この制度を使わず、1500万円を孫に贈与すると366万円の贈与税が課税されますので、大変お得な制度です。
贈与は、1回で1500万円全額贈与しなければならないわけではなく、複数回で贈与しても構いません。
令和3年度税制改正において、適用期限が令和5年3月31日まで2年間延長されるとともに、贈与者が死亡した場合の残高に対する相続課税が変更になりました。
▽契約途中で贈与者が亡くなった場合
契約途中で贈与者が死亡した場合、(1)受贈者が23歳未満である場合や(2)在学中、(3)教育訓練受講中を除き、死亡日現在の管理残額が相続税の課税対象となります。また、受贈者が孫などであれば、相続税額の2割加算の対象です。
▽使い残しに贈与税が課される場合
孫などの受贈者が30歳になった時点で使い残しがあれば、その残額に贈与税が課税されます。ただし、30歳の時点で在学中の場合や教育訓練受講中の場合は贈与税が課税されません。その後、学校を卒業したときや、教育訓練を終了したときに、その年の12月31日時点の残高があれば贈与税が課されます。

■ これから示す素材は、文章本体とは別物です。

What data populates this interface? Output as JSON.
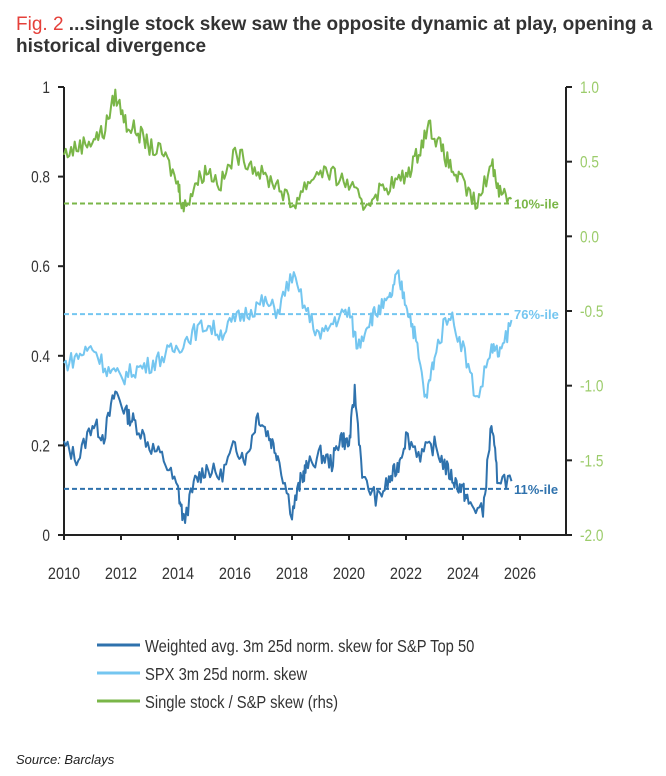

また、在学中や教育訓練受講中であっても40歳になったら、その時点の残額に贈与税が課されます。なお、相続税を支払っている場合には、贈与税は課税されません。
暦年贈与(教育資金のその都度贈与なら非課税)
贈与税は、原則として個人から個人が贈与によって財産を取得した場合に課税されます。贈与税の基礎控除額は110万円ですので、1年間に贈与で取得した財産の価額の合計額が110万円以下であれば課税されません。
税率には、特例税率と一般税率があります。直系尊属から20歳以上の人が取得した財産については特例税率が適用されます。それ以外は一般税率が適用されます。贈与税の課税対象となる財産には、本来の贈与財産のほか、生命保険金などのみなし贈与財産があります。一方、香典などの非課税財産もあります。
ところで、祖父母や夫婦、親子、兄弟姉妹などの扶養義務者から生活費や教育費に充てるために取得した財産で、通常必要と認められるものをその都度贈与した場合は、110万円を超えても贈与税が課税されないのをご存じでしょうか。
ただし、贈与を受けた金銭を預金したり、株式や不動産などの買入資金に充てたりしている場合には贈与税がかかります。また、数年間分の生活費や教育費を一度に贈与した場合も同様ですので気を付けましょう。
なお、贈与は契約なので契約書を締結しておくとよいでしょう。また、教育資金などに使ったことを証明するために振込用紙などの証拠をとっておきましょう。
まとめ
高齢の人で健康状態や認知症の不安がある人は、毎年コツコツと暦年贈与をしていくことができなくなります。認知症になることが心配であれば、元気なうちに非課税制度を使って一括で贈与すると安心です。
しかし、多くの金額を一括贈与してしまうと、老後の資金が不足する事態になるというリスクがあります。そこで、一括で贈与する額を減らし、暦年贈与を併用して、様子を見ながら贈与していくのも
1つの方法です。
一括で贈与するよりその都度贈与したほうが孫から感謝される回数が増えるかもしれません。贈与者と受贈者の年齢や状況に応じて最適のプランは違います。ご自身の最適プランを考えてみましょう。
(出典)
国税庁「祖父母などから教育資金の一括贈与を受けた場合の贈与税の非課税制度のあらまし」(令和3年5月)
国税庁「No.4405 贈与税がかからない場合」
執筆者:新美昌也
ファイナンシャル・プランナー。